Tout cela était bien aléatoire et bien hypothétique, mais quoi qu’il en fût, Rochambeau, décidé à rejoindre son quartier-général, était prêt à l’exécuter : il quitta Paris dans cette intention le 18 avril au soir. Le surlendemain, il était à Valenciennes ; et son premier soin, en prenant à nouveau possession de son commandement, fut de donner connaissance à Lauzun du document du 15 avril, dont il n’avait pu lui adresser jadis que le sommaire écourté.

De quelle façon l’ancien roué reçut-il cette communication ? Ni lui, ni Rochambeau, ni aucun autre témoin ne nous ont laissé de confidence sur ce sujet ; on est donc réduit à cet égard à des conjectures. Ce qui n’est pas douteux, c’est qu’il fallait être bien maître de soi, posséder une puissance de dissimulation peu commune pour supporter impassible une telle confidence.
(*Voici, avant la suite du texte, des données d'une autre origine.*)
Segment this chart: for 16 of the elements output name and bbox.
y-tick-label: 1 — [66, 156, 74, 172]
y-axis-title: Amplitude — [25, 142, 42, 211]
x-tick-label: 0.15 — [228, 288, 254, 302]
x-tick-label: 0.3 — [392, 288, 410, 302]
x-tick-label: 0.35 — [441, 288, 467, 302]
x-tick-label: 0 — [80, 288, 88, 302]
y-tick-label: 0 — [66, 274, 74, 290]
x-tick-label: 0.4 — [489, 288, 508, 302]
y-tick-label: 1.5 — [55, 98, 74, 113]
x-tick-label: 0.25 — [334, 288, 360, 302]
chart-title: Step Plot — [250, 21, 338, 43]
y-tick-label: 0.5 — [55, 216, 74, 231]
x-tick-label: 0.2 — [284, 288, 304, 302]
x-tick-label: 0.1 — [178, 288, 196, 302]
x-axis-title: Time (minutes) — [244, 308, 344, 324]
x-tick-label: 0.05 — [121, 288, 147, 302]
Car vraisemblablement Lauzun n’ignorait pas, à l’heure où Rochambeau lui communiquait les instructions du 15 avril, qu’en ce moment même, d’autres prescriptions, absolument contradictoires, portant la date du 22, mais depuis longtemps rédigées, étaient déjà parties de Paris et allaient arriver d’un instant à l’autre.

Elles parvinrent effectivement le 23, portées par Maret, le futur duc de Bassano, à cette époque représentant de la France près du comité révolutionnaire belge.

Pour ménager autant que possible la susceptibilité du vieux maréchal et pour lui faire accepter avec moins d’amertume une mesure qui ne pouvait manquer de le froisser profondément, Dumouriez et Lauzun avaient fait endosser à Louis XVI la responsabilité de leur acte, bien personnel cependant. En conséquence, Dumouriez avait inséré, en tête de ces instructions du 22 avril, rédigées soi-disant par le ministre de la Guerre de Grave, un préambule qui commençait ainsi : « Le Roi me charge de prévenir M. le maréchal de Rochambeau que des circonstances extérieures et politiques forcent Sa Majesté d’abandonner pour le moment le plan purement défensif, méthodique et très convenable en toute autre circonstance, pour adopter un système d’invasion qui puisse favoriser l’insurrection presque général des Belges, qui n’attendent que notre entrée dans les Pays-Bas pour lever l’étendard.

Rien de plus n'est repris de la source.